The conclusion was that it was to do with the power dynamic of who was in charge of the Wehrmacht. Hitler, or the High command.
The Dunkirk thing basically became a pissing match between the two parties, with Hitler winning the “halt” order, and exerting his will over total command. At least… that was the opinion of the documentary, and I don’t know remember what the dynamics behind why Hitler wanted the halt order were, and why the Wehrmacht forces didn’t.
My impression–and I could be wrong–is that a large portion of the German general staff wanted the halt order. However, its most able, creative, aggressive generals–such as von Manstein–were strongly against the halt order.
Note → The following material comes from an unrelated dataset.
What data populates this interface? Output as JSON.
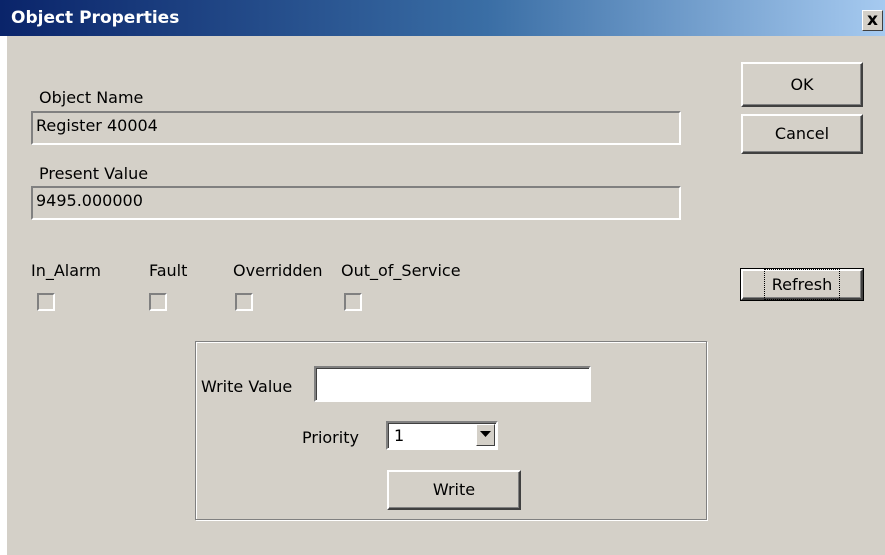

Maybe the scale of the evacuation came as a surprise to many. On the other hand, it was common knowledge that Britain was a sea power with plenty of boats in or near the English Channel, so the idea that the soldiers might be evacuated should not have been a surprise. Perhaps more importantly, those Allied soldiers were on the run. The halt order gave them time to regroup, assume defensive positions, and to become a much harder nut to crack.
Von Manstein wrote that there are times when very important–but very fleeting–opportunities present themselves. When such is the case, it is often necessary to push soldiers to the absolute limits of human endurance. While this may seem cruel, seizing the opportunity in question is absolutely necessary to save your own soldiers’ lives.
The halt order was one of the two most important deviations from von Manstein’s original plan to conquer France. (Both deviations occurred over his objections.) The other deviation was that von Manstein had wanted to proceed to phase 2 (the conquest of Paris) even before having completed phase 1 (the encirclement and destruction of the BEF and nearby French forces).
You will recall that after the Germans reached the Channel, the French counterattacked from the south. Von Manstein didn’t want Germany to sit around waiting for that counterattack. Instead, he wanted to attack the French in their assembly areas, before they were ready to strike. That German attack would have secured the German path to the Channel, while also constituting the first part of phase 2.